Process AbortLine Signal

Almost every assembler processes an AbortLine signal with the processAbortLineSignal() helper. It supports all main use-cases of assembledLines: 0, 1, and 2+.

Here is a table for the default assemblers' aborting behavior:

0Infinity AbortLine Signal aborts every BotAction and returns itself without change on each abort
1Default AbortLine Signal aborts only one line of assembled BotActions and returns the abortLineSignal.pipeValue
2+Level specific AbortLine Signal aborts one line of assembled BotActions at a time, for each count of assembledLines

Each assembler will detect the value returned by the resolved BotAction for an AbortLine Signal.
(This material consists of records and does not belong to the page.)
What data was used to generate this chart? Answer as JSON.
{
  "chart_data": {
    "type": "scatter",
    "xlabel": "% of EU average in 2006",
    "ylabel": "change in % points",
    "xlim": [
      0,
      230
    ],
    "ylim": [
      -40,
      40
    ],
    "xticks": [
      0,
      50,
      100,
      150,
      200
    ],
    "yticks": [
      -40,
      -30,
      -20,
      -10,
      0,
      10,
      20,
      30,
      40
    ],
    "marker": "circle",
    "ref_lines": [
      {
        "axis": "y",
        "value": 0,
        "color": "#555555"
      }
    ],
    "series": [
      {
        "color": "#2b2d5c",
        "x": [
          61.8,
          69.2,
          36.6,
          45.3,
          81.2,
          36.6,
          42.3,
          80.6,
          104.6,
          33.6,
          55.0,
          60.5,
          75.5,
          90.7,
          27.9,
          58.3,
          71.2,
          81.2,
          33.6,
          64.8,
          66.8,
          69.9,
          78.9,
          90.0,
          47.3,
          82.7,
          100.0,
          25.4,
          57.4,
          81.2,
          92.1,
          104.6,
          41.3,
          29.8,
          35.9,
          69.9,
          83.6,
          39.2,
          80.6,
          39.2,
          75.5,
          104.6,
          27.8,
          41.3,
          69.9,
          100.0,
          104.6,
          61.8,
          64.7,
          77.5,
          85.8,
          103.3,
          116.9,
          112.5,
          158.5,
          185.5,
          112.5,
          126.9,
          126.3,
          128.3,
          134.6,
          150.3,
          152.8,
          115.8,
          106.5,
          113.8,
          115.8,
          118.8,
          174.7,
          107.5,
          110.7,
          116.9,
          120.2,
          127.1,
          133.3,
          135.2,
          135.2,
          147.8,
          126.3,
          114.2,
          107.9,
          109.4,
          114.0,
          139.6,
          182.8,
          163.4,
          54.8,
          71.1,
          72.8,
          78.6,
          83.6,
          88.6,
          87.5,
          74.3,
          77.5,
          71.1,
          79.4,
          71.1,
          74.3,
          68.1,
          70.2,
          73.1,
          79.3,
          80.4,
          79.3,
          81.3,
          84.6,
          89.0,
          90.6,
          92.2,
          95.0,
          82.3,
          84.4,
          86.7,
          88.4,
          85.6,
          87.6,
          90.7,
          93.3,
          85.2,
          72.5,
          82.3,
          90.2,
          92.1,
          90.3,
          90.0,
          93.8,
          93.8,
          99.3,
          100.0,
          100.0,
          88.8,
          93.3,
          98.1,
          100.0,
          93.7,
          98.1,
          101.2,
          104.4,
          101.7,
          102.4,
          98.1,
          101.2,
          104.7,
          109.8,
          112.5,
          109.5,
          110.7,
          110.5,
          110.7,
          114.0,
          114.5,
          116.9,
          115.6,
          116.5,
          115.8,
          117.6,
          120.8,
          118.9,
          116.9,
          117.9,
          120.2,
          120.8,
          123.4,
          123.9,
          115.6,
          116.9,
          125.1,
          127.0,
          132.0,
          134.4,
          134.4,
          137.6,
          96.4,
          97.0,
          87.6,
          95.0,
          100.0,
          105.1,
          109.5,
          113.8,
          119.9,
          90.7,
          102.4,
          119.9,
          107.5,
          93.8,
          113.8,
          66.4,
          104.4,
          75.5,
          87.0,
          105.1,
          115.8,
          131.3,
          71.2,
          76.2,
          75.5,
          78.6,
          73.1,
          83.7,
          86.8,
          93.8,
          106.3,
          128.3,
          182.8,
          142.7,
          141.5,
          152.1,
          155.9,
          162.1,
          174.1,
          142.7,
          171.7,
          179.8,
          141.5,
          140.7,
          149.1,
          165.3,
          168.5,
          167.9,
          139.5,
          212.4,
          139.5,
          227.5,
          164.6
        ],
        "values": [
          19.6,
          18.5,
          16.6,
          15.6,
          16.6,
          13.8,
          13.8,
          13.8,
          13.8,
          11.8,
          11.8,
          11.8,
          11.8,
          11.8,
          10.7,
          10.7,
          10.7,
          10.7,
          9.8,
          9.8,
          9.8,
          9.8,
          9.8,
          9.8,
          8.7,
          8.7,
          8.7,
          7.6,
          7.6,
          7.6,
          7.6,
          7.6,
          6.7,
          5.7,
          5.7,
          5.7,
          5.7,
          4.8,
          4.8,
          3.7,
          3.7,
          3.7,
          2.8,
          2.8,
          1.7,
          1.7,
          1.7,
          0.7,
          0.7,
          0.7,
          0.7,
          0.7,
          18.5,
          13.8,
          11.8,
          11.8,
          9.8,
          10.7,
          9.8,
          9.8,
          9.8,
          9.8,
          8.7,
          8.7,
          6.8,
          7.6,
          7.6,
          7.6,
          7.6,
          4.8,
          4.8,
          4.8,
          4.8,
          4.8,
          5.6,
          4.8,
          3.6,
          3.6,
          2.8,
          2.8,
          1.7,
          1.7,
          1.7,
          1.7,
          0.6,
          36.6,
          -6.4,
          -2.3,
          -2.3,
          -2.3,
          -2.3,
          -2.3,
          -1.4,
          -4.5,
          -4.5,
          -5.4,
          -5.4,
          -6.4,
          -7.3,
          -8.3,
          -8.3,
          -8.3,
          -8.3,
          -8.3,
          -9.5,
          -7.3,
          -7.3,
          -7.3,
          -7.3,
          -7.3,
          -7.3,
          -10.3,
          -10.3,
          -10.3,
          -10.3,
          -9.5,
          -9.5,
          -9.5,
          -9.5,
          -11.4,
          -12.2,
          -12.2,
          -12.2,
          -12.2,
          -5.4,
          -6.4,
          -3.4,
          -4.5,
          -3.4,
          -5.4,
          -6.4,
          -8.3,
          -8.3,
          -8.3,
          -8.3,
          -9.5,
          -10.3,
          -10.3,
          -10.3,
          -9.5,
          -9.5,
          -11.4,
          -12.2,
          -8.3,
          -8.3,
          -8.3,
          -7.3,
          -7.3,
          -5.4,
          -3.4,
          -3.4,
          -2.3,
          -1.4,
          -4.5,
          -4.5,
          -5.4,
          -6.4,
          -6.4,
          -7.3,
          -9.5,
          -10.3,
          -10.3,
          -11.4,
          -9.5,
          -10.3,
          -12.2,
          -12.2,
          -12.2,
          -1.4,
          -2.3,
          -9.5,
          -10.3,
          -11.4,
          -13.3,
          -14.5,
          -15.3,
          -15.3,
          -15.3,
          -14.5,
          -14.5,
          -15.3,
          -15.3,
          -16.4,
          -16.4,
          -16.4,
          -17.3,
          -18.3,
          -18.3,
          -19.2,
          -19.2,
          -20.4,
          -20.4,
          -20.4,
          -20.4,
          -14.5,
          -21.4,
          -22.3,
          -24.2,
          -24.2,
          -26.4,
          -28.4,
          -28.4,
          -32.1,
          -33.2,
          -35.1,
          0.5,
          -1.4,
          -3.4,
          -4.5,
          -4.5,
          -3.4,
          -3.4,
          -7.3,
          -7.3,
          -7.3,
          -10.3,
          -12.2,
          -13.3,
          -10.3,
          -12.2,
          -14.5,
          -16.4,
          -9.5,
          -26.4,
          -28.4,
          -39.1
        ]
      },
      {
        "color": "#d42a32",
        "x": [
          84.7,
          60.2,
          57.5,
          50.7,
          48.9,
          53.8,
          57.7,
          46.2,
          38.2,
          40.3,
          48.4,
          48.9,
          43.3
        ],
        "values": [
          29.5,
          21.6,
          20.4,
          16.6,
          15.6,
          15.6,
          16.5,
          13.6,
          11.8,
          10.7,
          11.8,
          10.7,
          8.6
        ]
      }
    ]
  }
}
If it is an AbortLine Signal, it processes it to the effect listed above.

There are exceptions for some BotActions such as the Loops, Branching, Switch Pipe and Pipe Case(s). They implement slightly different behavior, to match their unique functionality to offer developers more control.

Unique Aborting behavior

Switch Pipe was created to supply a switch/case/break flow in Botmation. To accomplish that, it implements its own AbortLine Signal behavior, which treats the Abort BotAction like a break; statement in a switch case. When a Switch Pipe processes its assembled BotActions, and hasn't received a CasesSignal with its condition passed, it swallows up AbortLine Signals with one assembledLines, effectively ignoring them. By assembling Pipe Case(s) BotActions whose conditions pass, the Switch Pipe will STOP ignoring Abort BotActions. Therefore, mimicing the switch/case/break flow functionally. Here's an example. Once a pipeCase or pipeCases matches, the next abort() statement will stop remaining assembled BotActions from running.

The For All BotAction can have any loop iteration aborted without aborting the loop itself. A default AbortLine Signal will abort one loop iteration, while AbortLine Signals with assembledLines two or more will abort the entire loop.

All BotActions with unique aborting behavior have their aborting functionality explained in their respective documentation pages.